[flud-devel] filesystem analysis proposal

Bill Broadley bill at broadley.org
Wed Nov 14 20:30:20 PST 2007

Alen Peacock wrote:
> Bill, I think this is an excellent idea, and would be very useful to
> folks working on a variety of different projects.  It would certainly
> be invaluable to flud.  I'm guessing tahoe might be interested, too
> (although they might already have statistics gathered from allmydata
> users).  We could ping a couple of other mailing lists, too.  I can't
> imagine that anyone working on any sort of distributed file store
> would not be game for submitting some numbers.

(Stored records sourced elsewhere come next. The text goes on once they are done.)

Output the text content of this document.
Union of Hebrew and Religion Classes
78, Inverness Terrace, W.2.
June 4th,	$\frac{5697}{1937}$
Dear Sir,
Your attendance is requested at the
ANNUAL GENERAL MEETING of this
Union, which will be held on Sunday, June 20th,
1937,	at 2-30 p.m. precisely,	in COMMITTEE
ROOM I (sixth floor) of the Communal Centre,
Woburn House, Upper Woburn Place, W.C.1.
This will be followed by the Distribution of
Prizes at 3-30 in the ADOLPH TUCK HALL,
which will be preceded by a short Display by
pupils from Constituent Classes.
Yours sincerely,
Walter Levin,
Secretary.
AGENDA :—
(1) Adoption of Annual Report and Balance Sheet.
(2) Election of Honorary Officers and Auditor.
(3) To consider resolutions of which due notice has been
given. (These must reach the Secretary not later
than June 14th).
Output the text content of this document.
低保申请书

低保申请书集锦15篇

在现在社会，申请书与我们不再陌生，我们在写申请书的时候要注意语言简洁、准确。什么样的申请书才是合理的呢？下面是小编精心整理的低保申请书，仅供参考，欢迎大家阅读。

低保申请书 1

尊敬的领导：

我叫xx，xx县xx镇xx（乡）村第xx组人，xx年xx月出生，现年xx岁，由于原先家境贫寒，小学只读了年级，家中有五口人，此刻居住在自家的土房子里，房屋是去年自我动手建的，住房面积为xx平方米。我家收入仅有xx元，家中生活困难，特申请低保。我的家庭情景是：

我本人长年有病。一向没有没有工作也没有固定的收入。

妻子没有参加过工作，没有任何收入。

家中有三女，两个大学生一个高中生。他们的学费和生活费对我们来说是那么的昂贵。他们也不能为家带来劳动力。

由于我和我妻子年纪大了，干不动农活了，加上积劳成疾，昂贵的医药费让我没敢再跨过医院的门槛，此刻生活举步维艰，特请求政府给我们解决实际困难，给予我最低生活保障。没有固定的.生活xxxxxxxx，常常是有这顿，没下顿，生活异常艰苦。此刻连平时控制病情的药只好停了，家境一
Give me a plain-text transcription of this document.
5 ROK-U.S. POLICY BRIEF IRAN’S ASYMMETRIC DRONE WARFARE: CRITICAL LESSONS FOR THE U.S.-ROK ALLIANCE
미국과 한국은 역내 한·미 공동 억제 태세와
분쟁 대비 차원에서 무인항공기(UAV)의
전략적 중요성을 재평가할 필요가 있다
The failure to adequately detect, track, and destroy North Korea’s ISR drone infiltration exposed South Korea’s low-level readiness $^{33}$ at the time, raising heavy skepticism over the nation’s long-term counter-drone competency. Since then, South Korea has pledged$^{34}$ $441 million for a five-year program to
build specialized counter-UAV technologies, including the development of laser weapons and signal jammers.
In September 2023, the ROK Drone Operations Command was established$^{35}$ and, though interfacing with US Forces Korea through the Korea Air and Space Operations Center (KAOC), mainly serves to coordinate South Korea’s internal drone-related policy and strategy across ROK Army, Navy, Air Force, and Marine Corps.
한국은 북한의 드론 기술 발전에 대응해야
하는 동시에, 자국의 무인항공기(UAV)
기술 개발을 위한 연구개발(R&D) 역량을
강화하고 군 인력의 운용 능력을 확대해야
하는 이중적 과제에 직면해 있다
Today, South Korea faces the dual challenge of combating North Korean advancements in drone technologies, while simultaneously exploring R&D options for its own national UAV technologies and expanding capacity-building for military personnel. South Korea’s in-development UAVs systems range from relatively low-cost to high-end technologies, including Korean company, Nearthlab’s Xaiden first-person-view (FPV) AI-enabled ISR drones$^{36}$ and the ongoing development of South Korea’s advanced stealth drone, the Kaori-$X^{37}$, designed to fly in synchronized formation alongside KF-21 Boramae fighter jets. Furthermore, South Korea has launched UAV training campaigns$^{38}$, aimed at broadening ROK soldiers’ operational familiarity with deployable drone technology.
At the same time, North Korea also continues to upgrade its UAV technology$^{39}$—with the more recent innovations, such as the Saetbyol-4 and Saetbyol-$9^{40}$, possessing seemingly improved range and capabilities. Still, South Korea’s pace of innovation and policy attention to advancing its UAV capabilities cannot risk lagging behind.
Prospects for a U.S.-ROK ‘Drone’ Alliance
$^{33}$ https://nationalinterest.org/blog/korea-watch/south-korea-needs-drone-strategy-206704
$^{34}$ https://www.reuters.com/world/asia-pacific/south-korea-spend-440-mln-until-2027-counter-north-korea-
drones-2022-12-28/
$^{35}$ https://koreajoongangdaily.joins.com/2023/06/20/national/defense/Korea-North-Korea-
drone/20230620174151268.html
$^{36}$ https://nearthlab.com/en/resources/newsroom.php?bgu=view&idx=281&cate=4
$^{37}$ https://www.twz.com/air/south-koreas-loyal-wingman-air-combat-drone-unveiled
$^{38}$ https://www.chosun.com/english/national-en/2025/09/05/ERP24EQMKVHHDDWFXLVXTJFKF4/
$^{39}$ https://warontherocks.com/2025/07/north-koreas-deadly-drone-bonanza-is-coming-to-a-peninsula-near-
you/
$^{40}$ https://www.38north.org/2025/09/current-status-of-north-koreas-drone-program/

Cool.  The only thing I'm not sure how to approach is the size of the rsync
differences.  The ABS paper mentions (in 4.1.1) generating an rsync basis file 
which is a compact, hash-based representation of a file that supports fast, 
file block comparisons between two file versions.  Is that available via some
flag (I browsed the rsync manpage without finding anything obvious), or is 
that maybe an librsync function?

> I'm not aware of any published studies since the 1999/2000
> Bolosky/Deuceur papers, and I agree that things have likely changed in
> the last 8 years.
> Let me know what I can do to help you out with this.

Except for the basis file I think I can handle it, I have a host that
can act as the server to crunch the resulting checksums and summaries.
The rest of the code should be pretty similar to other tools I've written.